Entonces, como me contaban alguna vez, el practicante solamente sirve para labores ajenas a las del periodismo: empieza el voleo, pero de servicios generales: que el chino nuevo vaya y me traiga un tinto; que el pelado como no está haciendo nada traiga una bolsa de panes para todos. Y no está mal hacerlo de vez en cuando -de adultos lo seguimos haciendo, de hecho, porque a nadie se le va a caer una medalla por traer café o ir a la panadería-, pero si la misión apunta a traer tintos y pan como única actividad, pues hay un serísimo problema, ya que el más grave inconveniente que aparece en la vida del pasante es que no va a aprender nada allí, más allá de la reputación connotada del medio de comunicación; el lío es que sus compañeros temporales son egoístas en su conocimiento o simplemente no tienen mucho que enseñar, porque son mediocres.
Alguna vez me contaron que una periodista pedía practicantes y, en vez de enseñarles los secretos de la producción periodística, de corregirles un texto o de mandarlos a una rueda de prensa a grabar y ver qué salía de ahí, los muchachos eran elegidos para que le hicieran sus diligencias personales, como pagar recibos, darle una vuelta al perro, pedirles taxis -que a veces iban por cuenta del decepcionado y desplatado aspirante- y retirarles dinero del cajero automático, entre tantas cosas más. Puede que, de golpe, al practicante le ocurra lo contrario: que nadie le pare bolas y que se convierta en un mueble al que nadie le da algo de atención. ¿Por qué se portan así con el novato? La respuesta habla de un reduccionismo que raya en el resentimiento: “Si a mí me tocó comer mierda, ¿por qué no a ese huevón?” Con lo buena que sería la vida si se cortaran esas herencias estercoleras… Ni hablar de aquellos que acosan laboralmente o sexualmente, que seguro también ha pasado.
¿Que hay practicantes desastrosos? Pero por supuesto. ¿Que hay practicantes incumplidos e irresponsables? No hay duda. ¿Que hay practicantes que sienten que deberían estar a cargo de la sección editorial del New York Times y se sienten superiores? Indudable. Y esos tres problemas pueden matizarse, incluso corregirse si es que el joven da con un buen mentor, generoso en el conocimiento y si el pasante tiene paciencia para entender que el periodista también tiene que hacer su trabajo y no puede estar todo el tiempo detrás de él.
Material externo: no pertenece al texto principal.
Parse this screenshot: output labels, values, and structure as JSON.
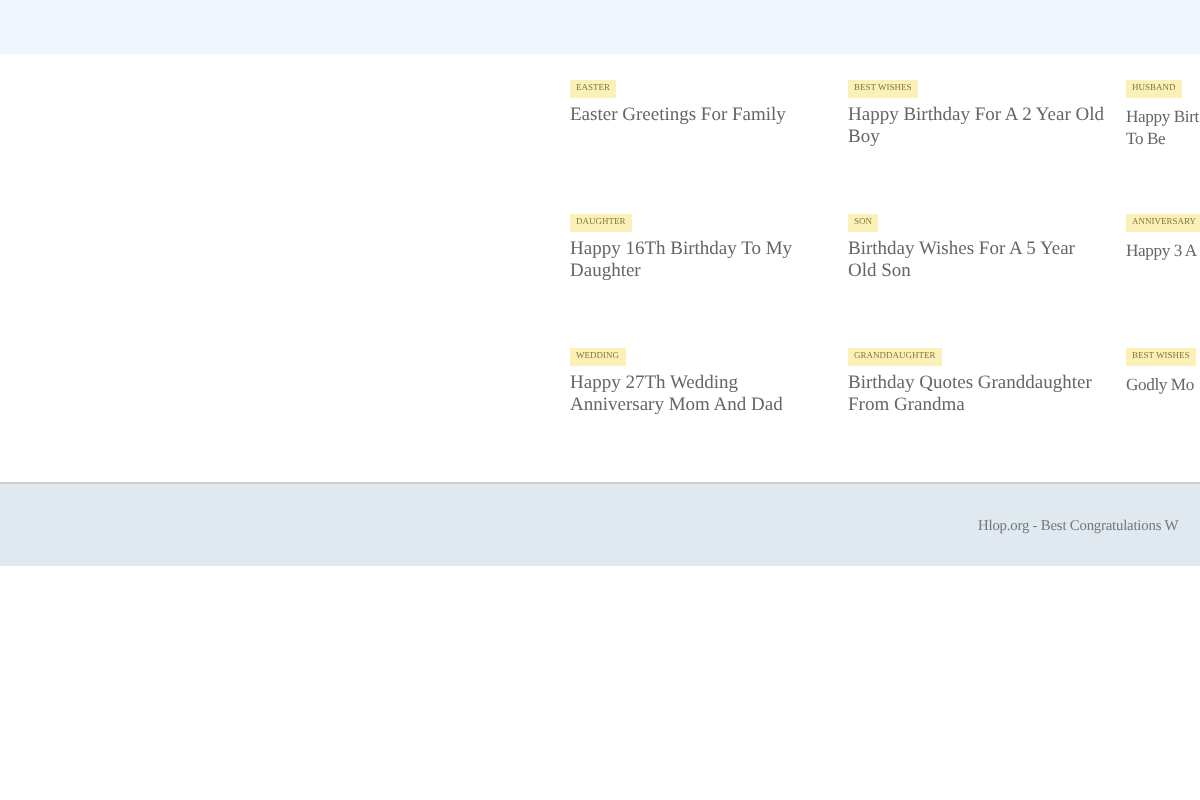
{
  "posts": [
    {
      "tag": "EASTER",
      "title": "Easter Greetings For Family"
    },
    {
      "tag": "BEST WISHES",
      "title": "Happy Birthday For A 2 Year Old Boy"
    },
    {
      "tag": "HUSBAND",
      "title": "Happy Birt\nTo Be"
    },
    {
      "tag": "DAUGHTER",
      "title": "Happy 16Th Birthday To My Daughter"
    },
    {
      "tag": "SON",
      "title": "Birthday Wishes For A 5 Year Old Son"
    },
    {
      "tag": "ANNIVERSARY",
      "title": "Happy 3 A"
    },
    {
      "tag": "WEDDING",
      "title": "Happy 27Th Wedding Anniversary Mom And Dad"
    },
    {
      "tag": "GRANDDAUGHTER",
      "title": "Birthday Quotes Granddaughter From Grandma"
    },
    {
      "tag": "BEST WISHES",
      "title": "Godly Mo"
    }
  ],
  "footer": {
    "text": "Hlop.org - Best Congratulations W"
  }
}
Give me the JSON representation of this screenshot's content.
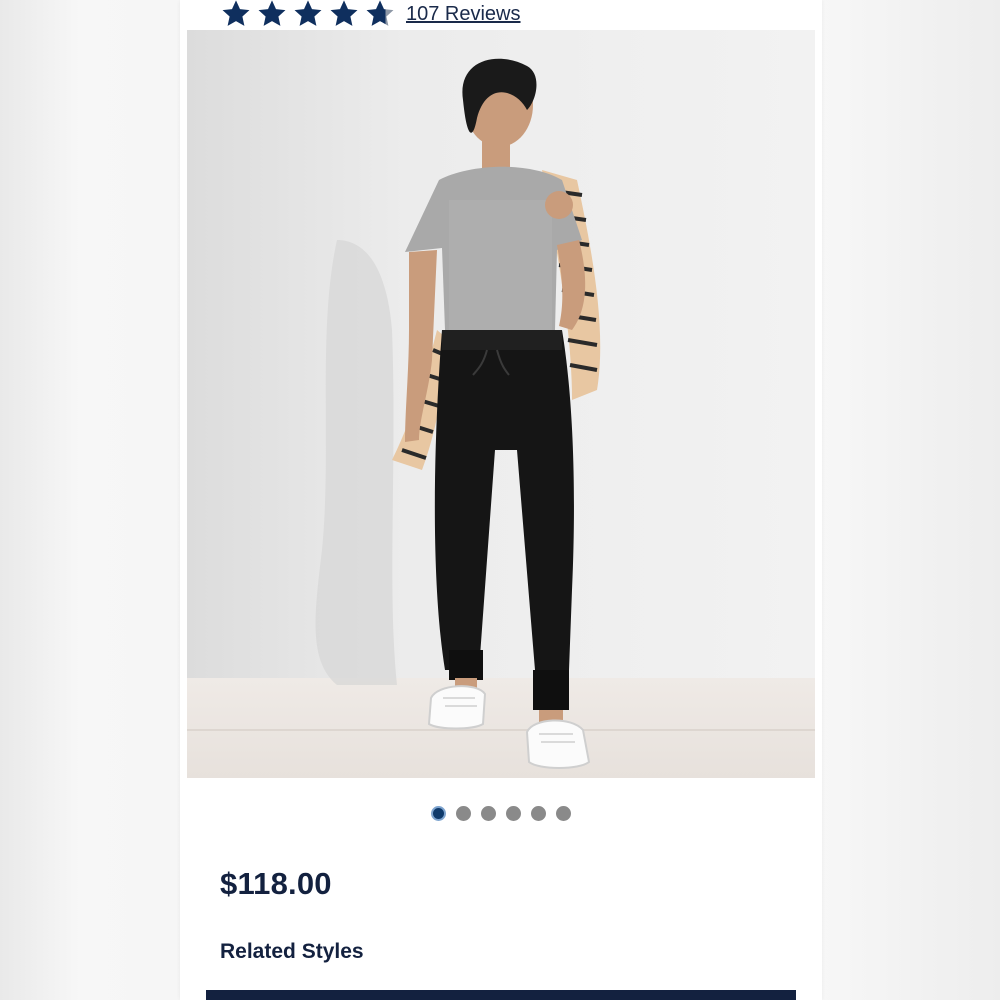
{
  "rating": {
    "stars_filled": 4.7,
    "stars_total": 5,
    "reviews_label": "107 Reviews"
  },
  "product": {
    "price": "$118.00",
    "image_icon": "product-photo"
  },
  "carousel": {
    "dot_count": 6,
    "active_index": 0
  },
  "sections": {
    "related_styles": "Related Styles"
  },
  "colors": {
    "brand_navy": "#13213f",
    "star_navy": "#0f2f5e",
    "dot_inactive": "#8a8a8a",
    "dot_active": "#0f3a6b"
  }
}
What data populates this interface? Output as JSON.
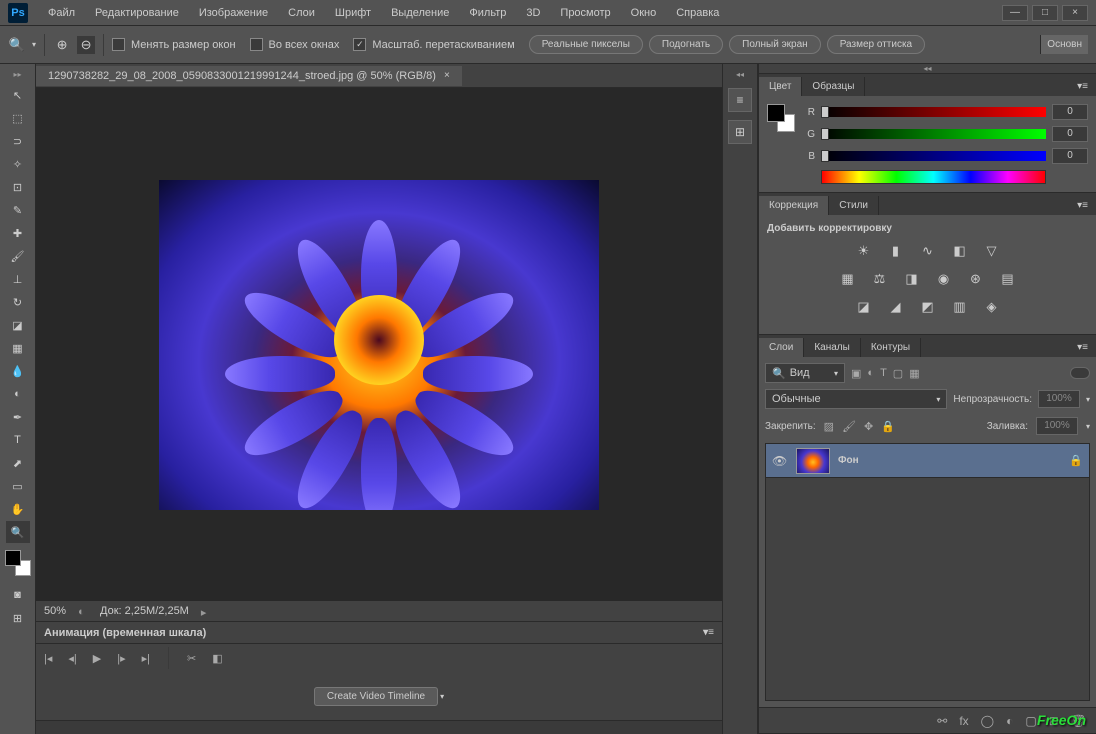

El periodista, por su parte y aunque no cuente con tanto tiempo, debe darle responsabilidades periodísticas al que quiere llegar a ser como él, para que pueda entender cómo funcionan las cosas en la vida real. También el comunicador consagrado debe recordar que también alguna vez fue practicante y que alguien lo quiso desencantar de su oficio porque estaba bien que comiera mierda. Y debería recordar lo mal que la pasó durante esos días en los que, por culpa de algún idiota inseguro y resentido, sentía que la pasión por el periodismo amanecía todos los días herida de muerte.